Metrics across Ranks

“A chain is only as strong as its weakest link.” A similar analogy applies in performance computing in distributed system. When training models with multiple GPUs and machines, if one rank is (significantly) slower than the rest, the whole system operates at the speed of the slow one.

When this happens, the faster ranks wait for the slow rank for the communication. If you trace the pipeline with PyTorch Profiler, you can see them blocked typically at nccl:all_reduce as follow. (and when this happens, the SM utilization of GPU does not go above around 20%.)

The trace data shows that faster ranks are blocked on nccl:all_reduce.

And if the bottleneck of the slow rank is data loading (which is almost always the case), then the trace of the rank shows that it is blocked on next(dataloader).

../_static/data/dataloader_bottleneck.png

There are many possibilities this can happen. SPDL’s performance statistics can help identify the cause.

Data Readiness

We had a case where the data loading is slow for a particular rank. The following plot shows the data readiness at sink queue for all the ranks.

The rank 0 and 19 clearly shows different trands than the rest. When a rank becomes significantly slower than the rest, the other ranks have spare time waiting for the slow one. This allows the data loading pipeline to do more work, and fill the buffer queue. Therefore the data readiness of the other ranks can stay near 1, while the data readiness of the slowest node stays 0, because the data is immediately consumed.

Now let’s try to locate the bottleneck. This pipeline is composed of download, decompress and (batch) preprocessing as illustrated follow.

flowchart LR Download -- Disaggregate --> Decompress -- Aggregate --> Preprocess -- transfer --> Sink

The following plots show the data readiness for the stage preceding the sink.

The data readiness of the decompress stage is always almost 1 across the ranks, while the data readiness of the preprocess stage somewhat resembles that of the sink queue.

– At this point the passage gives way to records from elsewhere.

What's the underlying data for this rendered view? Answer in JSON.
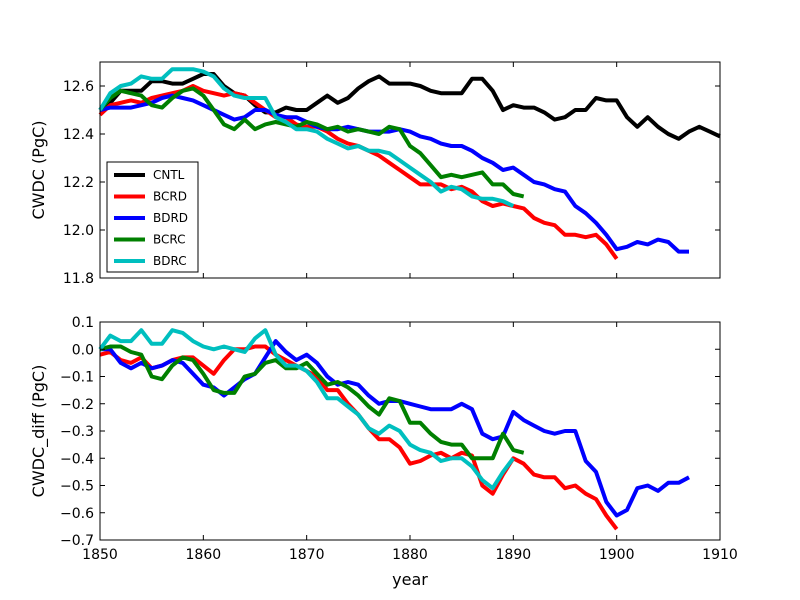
{
  "chart_data": [
    {
      "type": "line",
      "name": "top",
      "ylabel": "CWDC (PgC)",
      "xlabel": "",
      "xlim": [
        1850,
        1910
      ],
      "ylim": [
        11.8,
        12.7
      ],
      "yticks": [
        "11.8",
        "12.0",
        "12.2",
        "12.4",
        "12.6"
      ],
      "ytick_values": [
        11.8,
        12.0,
        12.2,
        12.4,
        12.6
      ],
      "legend_position": "center-left",
      "series": [
        {
          "name": "CNTL",
          "color": "#000000",
          "x": [
            1850,
            1851,
            1852,
            1853,
            1854,
            1855,
            1856,
            1857,
            1858,
            1859,
            1860,
            1861,
            1862,
            1863,
            1864,
            1865,
            1866,
            1867,
            1868,
            1869,
            1870,
            1871,
            1872,
            1873,
            1874,
            1875,
            1876,
            1877,
            1878,
            1879,
            1880,
            1881,
            1882,
            1883,
            1884,
            1885,
            1886,
            1887,
            1888,
            1889,
            1890,
            1891,
            1892,
            1893,
            1894,
            1895,
            1896,
            1897,
            1898,
            1899,
            1900,
            1901,
            1902,
            1903,
            1904,
            1905,
            1906,
            1907,
            1908,
            1909,
            1910
          ],
          "y": [
            12.5,
            12.53,
            12.58,
            12.58,
            12.58,
            12.62,
            12.62,
            12.61,
            12.61,
            12.63,
            12.65,
            12.65,
            12.6,
            12.57,
            12.56,
            12.52,
            12.49,
            12.49,
            12.51,
            12.5,
            12.5,
            12.53,
            12.56,
            12.53,
            12.55,
            12.59,
            12.62,
            12.64,
            12.61,
            12.61,
            12.61,
            12.6,
            12.58,
            12.57,
            12.57,
            12.57,
            12.63,
            12.63,
            12.58,
            12.5,
            12.52,
            12.51,
            12.51,
            12.49,
            12.46,
            12.47,
            12.5,
            12.5,
            12.55,
            12.54,
            12.54,
            12.47,
            12.43,
            12.47,
            12.43,
            12.4,
            12.38,
            12.41,
            12.43,
            12.41,
            12.39
          ]
        },
        {
          "name": "BCRD",
          "color": "#ff0000",
          "x": [
            1850,
            1851,
            1852,
            1853,
            1854,
            1855,
            1856,
            1857,
            1858,
            1859,
            1860,
            1861,
            1862,
            1863,
            1864,
            1865,
            1866,
            1867,
            1868,
            1869,
            1870,
            1871,
            1872,
            1873,
            1874,
            1875,
            1876,
            1877,
            1878,
            1879,
            1880,
            1881,
            1882,
            1883,
            1884,
            1885,
            1886,
            1887,
            1888,
            1889,
            1890,
            1891,
            1892,
            1893,
            1894,
            1895,
            1896,
            1897,
            1898,
            1899,
            1900
          ],
          "y": [
            12.48,
            12.52,
            12.53,
            12.54,
            12.53,
            12.55,
            12.56,
            12.57,
            12.58,
            12.6,
            12.58,
            12.57,
            12.56,
            12.57,
            12.56,
            12.53,
            12.5,
            12.47,
            12.47,
            12.44,
            12.43,
            12.43,
            12.41,
            12.38,
            12.36,
            12.35,
            12.33,
            12.31,
            12.28,
            12.25,
            12.22,
            12.19,
            12.19,
            12.19,
            12.17,
            12.18,
            12.16,
            12.12,
            12.1,
            12.11,
            12.1,
            12.09,
            12.05,
            12.03,
            12.02,
            11.98,
            11.98,
            11.97,
            11.98,
            11.94,
            11.88
          ]
        },
        {
          "name": "BDRD",
          "color": "#0000ff",
          "x": [
            1850,
            1851,
            1852,
            1853,
            1854,
            1855,
            1856,
            1857,
            1858,
            1859,
            1860,
            1861,
            1862,
            1863,
            1864,
            1865,
            1866,
            1867,
            1868,
            1869,
            1870,
            1871,
            1872,
            1873,
            1874,
            1875,
            1876,
            1877,
            1878,
            1879,
            1880,
            1881,
            1882,
            1883,
            1884,
            1885,
            1886,
            1887,
            1888,
            1889,
            1890,
            1891,
            1892,
            1893,
            1894,
            1895,
            1896,
            1897,
            1898,
            1899,
            1900,
            1901,
            1902,
            1903,
            1904,
            1905,
            1906,
            1907
          ],
          "y": [
            12.5,
            12.51,
            12.51,
            12.51,
            12.52,
            12.53,
            12.55,
            12.56,
            12.55,
            12.54,
            12.52,
            12.5,
            12.48,
            12.46,
            12.47,
            12.5,
            12.5,
            12.48,
            12.47,
            12.47,
            12.45,
            12.43,
            12.42,
            12.42,
            12.43,
            12.42,
            12.41,
            12.41,
            12.41,
            12.42,
            12.41,
            12.39,
            12.38,
            12.36,
            12.35,
            12.35,
            12.33,
            12.3,
            12.28,
            12.25,
            12.26,
            12.23,
            12.2,
            12.19,
            12.17,
            12.16,
            12.1,
            12.07,
            12.03,
            11.98,
            11.92,
            11.93,
            11.95,
            11.94,
            11.96,
            11.95,
            11.91,
            11.91
          ]
        },
        {
          "name": "BCRC",
          "color": "#008000",
          "x": [
            1850,
            1851,
            1852,
            1853,
            1854,
            1855,
            1856,
            1857,
            1858,
            1859,
            1860,
            1861,
            1862,
            1863,
            1864,
            1865,
            1866,
            1867,
            1868,
            1869,
            1870,
            1871,
            1872,
            1873,
            1874,
            1875,
            1876,
            1877,
            1878,
            1879,
            1880,
            1881,
            1882,
            1883,
            1884,
            1885,
            1886,
            1887,
            1888,
            1889,
            1890,
            1891
          ],
          "y": [
            12.5,
            12.55,
            12.58,
            12.57,
            12.56,
            12.52,
            12.51,
            12.55,
            12.58,
            12.59,
            12.56,
            12.5,
            12.44,
            12.42,
            12.46,
            12.42,
            12.44,
            12.45,
            12.44,
            12.43,
            12.45,
            12.44,
            12.42,
            12.43,
            12.41,
            12.42,
            12.41,
            12.4,
            12.43,
            12.42,
            12.35,
            12.32,
            12.27,
            12.22,
            12.23,
            12.22,
            12.23,
            12.24,
            12.19,
            12.19,
            12.15,
            12.14
          ]
        },
        {
          "name": "BDRC",
          "color": "#00bfbf",
          "x": [
            1850,
            1851,
            1852,
            1853,
            1854,
            1855,
            1856,
            1857,
            1858,
            1859,
            1860,
            1861,
            1862,
            1863,
            1864,
            1865,
            1866,
            1867,
            1868,
            1869,
            1870,
            1871,
            1872,
            1873,
            1874,
            1875,
            1876,
            1877,
            1878,
            1879,
            1880,
            1881,
            1882,
            1883,
            1884,
            1885,
            1886,
            1887,
            1888,
            1889,
            1890
          ],
          "y": [
            12.5,
            12.57,
            12.6,
            12.61,
            12.64,
            12.63,
            12.63,
            12.67,
            12.67,
            12.67,
            12.66,
            12.64,
            12.59,
            12.56,
            12.55,
            12.55,
            12.55,
            12.47,
            12.45,
            12.42,
            12.42,
            12.41,
            12.38,
            12.36,
            12.34,
            12.35,
            12.33,
            12.33,
            12.32,
            12.29,
            12.26,
            12.23,
            12.2,
            12.16,
            12.18,
            12.17,
            12.14,
            12.13,
            12.13,
            12.12,
            12.1
          ]
        }
      ]
    },
    {
      "type": "line",
      "name": "bottom",
      "ylabel": "CWDC_diff (PgC)",
      "xlabel": "year",
      "xlim": [
        1850,
        1910
      ],
      "ylim": [
        -0.7,
        0.1
      ],
      "xticks": [
        "1850",
        "1860",
        "1870",
        "1880",
        "1890",
        "1900",
        "1910"
      ],
      "xtick_values": [
        1850,
        1860,
        1870,
        1880,
        1890,
        1900,
        1910
      ],
      "yticks": [
        "−0.7",
        "−0.6",
        "−0.5",
        "−0.4",
        "−0.3",
        "−0.2",
        "−0.1",
        "0.0",
        "0.1"
      ],
      "ytick_values": [
        -0.7,
        -0.6,
        -0.5,
        -0.4,
        -0.3,
        -0.2,
        -0.1,
        0.0,
        0.1
      ],
      "series": [
        {
          "name": "BCRD",
          "color": "#ff0000",
          "x": [
            1850,
            1851,
            1852,
            1853,
            1854,
            1855,
            1856,
            1857,
            1858,
            1859,
            1860,
            1861,
            1862,
            1863,
            1864,
            1865,
            1866,
            1867,
            1868,
            1869,
            1870,
            1871,
            1872,
            1873,
            1874,
            1875,
            1876,
            1877,
            1878,
            1879,
            1880,
            1881,
            1882,
            1883,
            1884,
            1885,
            1886,
            1887,
            1888,
            1889,
            1890,
            1891,
            1892,
            1893,
            1894,
            1895,
            1896,
            1897,
            1898,
            1899,
            1900
          ],
          "y": [
            -0.02,
            -0.01,
            -0.04,
            -0.05,
            -0.03,
            -0.07,
            -0.06,
            -0.04,
            -0.03,
            -0.03,
            -0.06,
            -0.09,
            -0.04,
            0.0,
            0.0,
            0.01,
            0.01,
            -0.02,
            -0.04,
            -0.06,
            -0.08,
            -0.1,
            -0.15,
            -0.15,
            -0.2,
            -0.24,
            -0.29,
            -0.33,
            -0.33,
            -0.36,
            -0.42,
            -0.41,
            -0.39,
            -0.38,
            -0.4,
            -0.38,
            -0.39,
            -0.5,
            -0.53,
            -0.46,
            -0.4,
            -0.42,
            -0.46,
            -0.47,
            -0.47,
            -0.51,
            -0.5,
            -0.53,
            -0.55,
            -0.61,
            -0.66
          ]
        },
        {
          "name": "BDRD",
          "color": "#0000ff",
          "x": [
            1850,
            1851,
            1852,
            1853,
            1854,
            1855,
            1856,
            1857,
            1858,
            1859,
            1860,
            1861,
            1862,
            1863,
            1864,
            1865,
            1866,
            1867,
            1868,
            1869,
            1870,
            1871,
            1872,
            1873,
            1874,
            1875,
            1876,
            1877,
            1878,
            1879,
            1880,
            1881,
            1882,
            1883,
            1884,
            1885,
            1886,
            1887,
            1888,
            1889,
            1890,
            1891,
            1892,
            1893,
            1894,
            1895,
            1896,
            1897,
            1898,
            1899,
            1900,
            1901,
            1902,
            1903,
            1904,
            1905,
            1906,
            1907
          ],
          "y": [
            0.0,
            0.0,
            -0.05,
            -0.07,
            -0.05,
            -0.07,
            -0.06,
            -0.04,
            -0.05,
            -0.09,
            -0.13,
            -0.14,
            -0.17,
            -0.14,
            -0.11,
            -0.09,
            -0.03,
            0.03,
            -0.01,
            -0.04,
            -0.02,
            -0.05,
            -0.1,
            -0.13,
            -0.12,
            -0.13,
            -0.17,
            -0.2,
            -0.19,
            -0.19,
            -0.2,
            -0.21,
            -0.22,
            -0.22,
            -0.22,
            -0.2,
            -0.22,
            -0.31,
            -0.33,
            -0.32,
            -0.23,
            -0.26,
            -0.28,
            -0.3,
            -0.31,
            -0.3,
            -0.3,
            -0.41,
            -0.45,
            -0.56,
            -0.61,
            -0.59,
            -0.51,
            -0.5,
            -0.52,
            -0.49,
            -0.49,
            -0.47
          ]
        },
        {
          "name": "BCRC",
          "color": "#008000",
          "x": [
            1850,
            1851,
            1852,
            1853,
            1854,
            1855,
            1856,
            1857,
            1858,
            1859,
            1860,
            1861,
            1862,
            1863,
            1864,
            1865,
            1866,
            1867,
            1868,
            1869,
            1870,
            1871,
            1872,
            1873,
            1874,
            1875,
            1876,
            1877,
            1878,
            1879,
            1880,
            1881,
            1882,
            1883,
            1884,
            1885,
            1886,
            1887,
            1888,
            1889,
            1890,
            1891
          ],
          "y": [
            0.0,
            0.01,
            0.01,
            -0.01,
            -0.02,
            -0.1,
            -0.11,
            -0.06,
            -0.03,
            -0.04,
            -0.09,
            -0.15,
            -0.16,
            -0.16,
            -0.1,
            -0.09,
            -0.05,
            -0.04,
            -0.07,
            -0.07,
            -0.05,
            -0.09,
            -0.13,
            -0.12,
            -0.14,
            -0.17,
            -0.21,
            -0.24,
            -0.18,
            -0.19,
            -0.27,
            -0.27,
            -0.31,
            -0.34,
            -0.35,
            -0.35,
            -0.4,
            -0.4,
            -0.4,
            -0.31,
            -0.37,
            -0.38
          ]
        },
        {
          "name": "BDRC",
          "color": "#00bfbf",
          "x": [
            1850,
            1851,
            1852,
            1853,
            1854,
            1855,
            1856,
            1857,
            1858,
            1859,
            1860,
            1861,
            1862,
            1863,
            1864,
            1865,
            1866,
            1867,
            1868,
            1869,
            1870,
            1871,
            1872,
            1873,
            1874,
            1875,
            1876,
            1877,
            1878,
            1879,
            1880,
            1881,
            1882,
            1883,
            1884,
            1885,
            1886,
            1887,
            1888,
            1889,
            1890
          ],
          "y": [
            0.0,
            0.05,
            0.03,
            0.03,
            0.07,
            0.02,
            0.02,
            0.07,
            0.06,
            0.03,
            0.01,
            0.0,
            0.01,
            0.0,
            -0.01,
            0.04,
            0.07,
            -0.02,
            -0.06,
            -0.06,
            -0.08,
            -0.12,
            -0.18,
            -0.18,
            -0.21,
            -0.24,
            -0.29,
            -0.31,
            -0.28,
            -0.3,
            -0.35,
            -0.37,
            -0.38,
            -0.41,
            -0.4,
            -0.4,
            -0.43,
            -0.48,
            -0.51,
            -0.45,
            -0.4
          ]
        }
      ]
    }
  ]
}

These observations suggest that the bottleneck is in the preprocess stage. So the next action we should take is to figure out why preprocessing can be slower.

(For this particular case, the data is time series with different signal length, so we suspect that the time complexity of preprocessing is not constant but grows as the signal length become larger.)

Average Download Time

Another statistics worth checking across the ranks is the average time for downloading stage. The time for downloading data can be affected by many factors. The following is some common cases.

  • Disruption in the network.

  • The training node and the remote data storage are in different available zone.

  • The remote storage system applies throttling.

When such disruption happens, we can see it through the average time for download stage.

We take an example from a production pipeline consists of 3 machines, each of which is equipped with 8 GPUs. The following plot shows the average download time across the ranks.

Before 7 AM, the average download time is around 2 -3 second. After 7 AM, all ranks experience increased downloading time with higher variance.

By checking the log on the storage system, we verified that this was caused by throttling. Past 8:30 AM, we can see that the node 2 (rank 16 to 23) is receiving a different level of throttling than node 0 (rank 0 to 7) and 1 (rank 8 to 15). The speed of the pipeline is governed by the throttling applied to the node 2.